Извините, если кого обидел.
05 марта 2017
История про то, что два раза не вставать (2017-03-06)
А вот кому про Пост Великий и вообще про пост?
(Ссылка, как всегда, в конце)
А вот фрагмент:
…Про это есть рассказ Степана Писахова, который так и называется — «Как купчиха постничала»: купчиха там была «Уж така благочестива, уж такой ли правильной жизни была купчиха, что одно умиление!
Вот как бывало в масленицу сядет купчиха блины есть. И ест, и ест блины — исо сметаной, с икрой, с сёмгой, с грибочками, с селедочкой, с мелким луком, с сахаром, с вареньем, разными припёками, ест со вздохами и с выпивкой.
И так это благочестиво ест, что даже страшно. Поест, поест, вздохнет и снова ест.
А как Пост настал, — ну, тут купчиха постничать стала.
Утром глаза открыла, чай пить захотела, а чаю-то нельзя, потому что Пост.
В Посту не ели ни молочного, ни мясного, а кто строго постился, тот и рыбного не ел. А купчиха-то постилась изо всех сил: она и чаю не пила, и сахару ни колотого, ни пиленого не ела, ела сахар особенный — постный, вроде конфет.
Дак благочестивая кипяточку с медом выпила пять чашек, да с постным сахаром пять, с малиновым соком пять чашек, да с вишнёвым пять — да не подумай, что с настойкой, нет, с соком. И заедала чёрными сухариками. Пока кипяточек выпила, и завтрак поспел. Съела купчиха капустки солёной тарелочку, редьки тёртой тарелочку, грибочков мелких, рыжичков, тарелочку, огурчиков соленых десяточек, запила всё квасом белым.
взамен чаю сбитень стала пить паточный.
Время не стоит, оно к полудню пришло. Обедать пора. Обед постной-постной!
Hа перво жиденька овсянка с луком, грибовница с крупой, лукова похлебка. Hа второ грузди жарены, брюква печена, солоники — сочни-сгибни с солью, каша с морковью и шесть других каш разных с вареньем и три киселя: кисель квасной, кисель гороховый, кисель малиновый. Заела всё варёной черникой с изюмом. От маковников отказалась:
— Нет-нет, маковников ись не стану, хочу, чтобы во весь пост и росинки маковой во рту не было!
После обеда постница кипяточку с клюквой и с яблочной пастилой попила.
А время идёт и идёт. За послеобеденным кипяточком с клюквой, с пастилой тут и паужна.
Вздохнула купчиха, да ничего не поделать — постничать надо!
Поела гороху мочёного с хреном, брусники с толокном, брюквы пареной, тюри мучной, мочёными яблоками с мелкими грушами в квасу заела.
Ежели неблагочестивому человеку, то такого поста не выдержать — лопнет.

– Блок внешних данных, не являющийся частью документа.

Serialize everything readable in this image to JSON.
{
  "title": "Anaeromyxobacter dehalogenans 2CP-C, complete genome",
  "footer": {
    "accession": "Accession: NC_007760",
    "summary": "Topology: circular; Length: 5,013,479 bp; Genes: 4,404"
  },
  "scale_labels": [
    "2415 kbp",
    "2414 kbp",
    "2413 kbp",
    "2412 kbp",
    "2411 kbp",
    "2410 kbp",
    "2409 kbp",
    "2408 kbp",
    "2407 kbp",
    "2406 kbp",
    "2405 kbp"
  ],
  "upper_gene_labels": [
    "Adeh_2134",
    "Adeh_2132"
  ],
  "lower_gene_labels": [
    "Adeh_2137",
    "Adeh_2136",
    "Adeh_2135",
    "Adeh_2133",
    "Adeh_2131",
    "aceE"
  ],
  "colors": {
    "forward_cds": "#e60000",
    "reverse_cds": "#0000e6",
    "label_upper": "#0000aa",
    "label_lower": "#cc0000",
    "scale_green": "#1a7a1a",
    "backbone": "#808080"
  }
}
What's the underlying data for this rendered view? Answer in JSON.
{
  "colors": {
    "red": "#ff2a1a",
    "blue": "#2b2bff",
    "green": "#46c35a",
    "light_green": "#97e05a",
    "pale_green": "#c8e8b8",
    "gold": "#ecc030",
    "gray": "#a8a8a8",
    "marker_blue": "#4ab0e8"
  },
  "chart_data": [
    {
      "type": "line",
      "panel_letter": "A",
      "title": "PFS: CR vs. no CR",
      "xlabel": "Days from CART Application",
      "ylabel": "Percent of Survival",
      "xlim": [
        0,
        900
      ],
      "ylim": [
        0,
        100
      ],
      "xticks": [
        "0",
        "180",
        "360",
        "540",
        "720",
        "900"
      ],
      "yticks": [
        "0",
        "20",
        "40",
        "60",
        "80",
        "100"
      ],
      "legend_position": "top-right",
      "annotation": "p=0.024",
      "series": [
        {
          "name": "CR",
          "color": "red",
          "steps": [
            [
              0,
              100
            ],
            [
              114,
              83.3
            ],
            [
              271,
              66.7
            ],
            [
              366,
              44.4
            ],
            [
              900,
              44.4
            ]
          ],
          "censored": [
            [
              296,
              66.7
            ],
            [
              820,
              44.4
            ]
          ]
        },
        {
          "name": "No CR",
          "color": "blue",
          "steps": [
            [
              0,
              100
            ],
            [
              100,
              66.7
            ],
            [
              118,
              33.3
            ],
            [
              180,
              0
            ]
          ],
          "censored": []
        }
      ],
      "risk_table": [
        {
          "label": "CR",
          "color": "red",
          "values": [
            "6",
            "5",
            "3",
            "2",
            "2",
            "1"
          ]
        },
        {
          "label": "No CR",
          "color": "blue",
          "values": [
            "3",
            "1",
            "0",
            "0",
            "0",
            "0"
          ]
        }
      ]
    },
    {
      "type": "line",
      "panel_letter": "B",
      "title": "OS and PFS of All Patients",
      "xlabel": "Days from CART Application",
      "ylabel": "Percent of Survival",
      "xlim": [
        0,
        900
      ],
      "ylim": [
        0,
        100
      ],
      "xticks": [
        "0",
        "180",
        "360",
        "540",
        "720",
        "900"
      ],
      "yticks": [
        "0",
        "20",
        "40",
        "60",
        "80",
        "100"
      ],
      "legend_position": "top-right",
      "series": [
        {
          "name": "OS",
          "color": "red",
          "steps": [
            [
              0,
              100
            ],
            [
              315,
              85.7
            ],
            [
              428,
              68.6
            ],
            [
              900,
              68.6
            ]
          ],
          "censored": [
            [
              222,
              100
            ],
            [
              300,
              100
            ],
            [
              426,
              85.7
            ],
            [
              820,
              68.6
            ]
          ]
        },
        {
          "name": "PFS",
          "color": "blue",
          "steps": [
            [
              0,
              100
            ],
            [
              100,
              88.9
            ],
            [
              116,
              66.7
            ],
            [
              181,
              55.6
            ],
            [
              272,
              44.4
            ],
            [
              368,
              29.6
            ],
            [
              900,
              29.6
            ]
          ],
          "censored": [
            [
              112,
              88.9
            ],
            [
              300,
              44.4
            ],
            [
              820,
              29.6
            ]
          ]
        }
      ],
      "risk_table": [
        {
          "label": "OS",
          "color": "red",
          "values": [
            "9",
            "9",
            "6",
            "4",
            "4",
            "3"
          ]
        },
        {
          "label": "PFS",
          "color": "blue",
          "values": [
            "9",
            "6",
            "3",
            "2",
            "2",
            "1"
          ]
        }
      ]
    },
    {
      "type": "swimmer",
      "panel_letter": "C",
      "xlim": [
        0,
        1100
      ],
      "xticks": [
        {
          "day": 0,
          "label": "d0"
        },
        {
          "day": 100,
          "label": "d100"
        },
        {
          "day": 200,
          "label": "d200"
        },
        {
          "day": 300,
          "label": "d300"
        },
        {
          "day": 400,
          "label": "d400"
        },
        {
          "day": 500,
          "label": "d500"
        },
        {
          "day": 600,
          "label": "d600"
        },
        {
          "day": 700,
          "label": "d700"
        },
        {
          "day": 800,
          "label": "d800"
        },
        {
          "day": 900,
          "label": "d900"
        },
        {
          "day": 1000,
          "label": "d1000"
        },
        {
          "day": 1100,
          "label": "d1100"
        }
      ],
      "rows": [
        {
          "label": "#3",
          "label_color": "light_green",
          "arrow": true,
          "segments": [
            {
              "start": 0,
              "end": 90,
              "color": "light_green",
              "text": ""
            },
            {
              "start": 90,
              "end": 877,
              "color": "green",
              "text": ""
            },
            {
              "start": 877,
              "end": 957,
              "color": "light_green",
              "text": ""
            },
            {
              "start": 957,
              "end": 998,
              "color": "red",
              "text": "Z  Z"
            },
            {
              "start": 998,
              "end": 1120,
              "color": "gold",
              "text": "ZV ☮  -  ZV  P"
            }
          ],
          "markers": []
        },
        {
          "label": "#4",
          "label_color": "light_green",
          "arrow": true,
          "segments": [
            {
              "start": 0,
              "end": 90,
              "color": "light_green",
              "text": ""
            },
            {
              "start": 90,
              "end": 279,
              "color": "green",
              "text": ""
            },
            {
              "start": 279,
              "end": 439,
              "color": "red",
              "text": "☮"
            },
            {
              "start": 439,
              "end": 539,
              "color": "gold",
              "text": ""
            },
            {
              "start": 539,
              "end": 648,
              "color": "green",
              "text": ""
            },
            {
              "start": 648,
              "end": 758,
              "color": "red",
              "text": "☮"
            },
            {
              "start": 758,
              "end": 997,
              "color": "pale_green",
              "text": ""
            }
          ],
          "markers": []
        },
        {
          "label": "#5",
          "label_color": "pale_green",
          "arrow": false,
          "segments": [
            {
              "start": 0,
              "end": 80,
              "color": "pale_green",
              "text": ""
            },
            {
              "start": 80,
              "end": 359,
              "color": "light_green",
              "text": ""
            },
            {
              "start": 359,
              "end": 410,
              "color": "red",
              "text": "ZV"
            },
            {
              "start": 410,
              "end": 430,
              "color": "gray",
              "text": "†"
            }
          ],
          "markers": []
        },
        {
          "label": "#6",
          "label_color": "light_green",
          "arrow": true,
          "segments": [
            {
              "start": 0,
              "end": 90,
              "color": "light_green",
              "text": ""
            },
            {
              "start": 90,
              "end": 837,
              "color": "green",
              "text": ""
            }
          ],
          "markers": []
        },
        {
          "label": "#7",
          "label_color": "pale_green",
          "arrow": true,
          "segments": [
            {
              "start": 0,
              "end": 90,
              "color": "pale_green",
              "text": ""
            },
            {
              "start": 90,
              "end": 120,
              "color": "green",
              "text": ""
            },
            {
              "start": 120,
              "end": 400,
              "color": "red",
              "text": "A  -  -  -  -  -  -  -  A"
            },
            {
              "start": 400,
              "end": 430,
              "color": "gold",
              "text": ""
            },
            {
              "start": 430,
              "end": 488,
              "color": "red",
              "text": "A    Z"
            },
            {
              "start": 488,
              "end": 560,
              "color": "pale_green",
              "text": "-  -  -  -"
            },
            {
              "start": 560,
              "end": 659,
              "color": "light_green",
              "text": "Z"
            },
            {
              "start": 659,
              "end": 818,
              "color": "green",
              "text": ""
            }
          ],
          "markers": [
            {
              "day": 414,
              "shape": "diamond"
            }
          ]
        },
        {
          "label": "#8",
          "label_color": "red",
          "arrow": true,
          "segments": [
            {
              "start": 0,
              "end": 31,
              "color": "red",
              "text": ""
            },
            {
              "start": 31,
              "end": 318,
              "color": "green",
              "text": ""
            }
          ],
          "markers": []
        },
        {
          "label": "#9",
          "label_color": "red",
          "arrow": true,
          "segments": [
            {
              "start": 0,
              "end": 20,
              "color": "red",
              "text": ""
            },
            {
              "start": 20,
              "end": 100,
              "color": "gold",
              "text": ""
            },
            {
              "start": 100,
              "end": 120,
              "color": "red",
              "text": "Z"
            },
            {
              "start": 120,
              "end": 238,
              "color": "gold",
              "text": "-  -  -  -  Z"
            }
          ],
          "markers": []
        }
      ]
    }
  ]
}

А купчиха до самой ужны пьёт себе кипяточек с сухими ягодками.
Вот и ужну подали.
Что за обедом ела, всего и за ужны поела. Да не утерпела и съела рыбки кусочек, лещика фунтов на девять.
Легла купчиха спать, глянула в угол, а там лещ. Глянула в другой, а там лещ!
Глянула к двери — и там лещ! Из-под кровати лещи, кругом лещи. И хвостами помахивают.
Со страху купчиха закричала.
Прибежала кухарка, дала пирога с горохом — полегчало купчихе.
Пришёл доктор — просмотрел, прослушал и сказал:
— Первый раз вижу, что до белой горячки объелась.
Да понятно, доктора образованны и в благочестивых делах ничего не понимают».
Писахов С. Сказки. — Архангельск: Северо-Западное книжное издательство,1978. С. 123.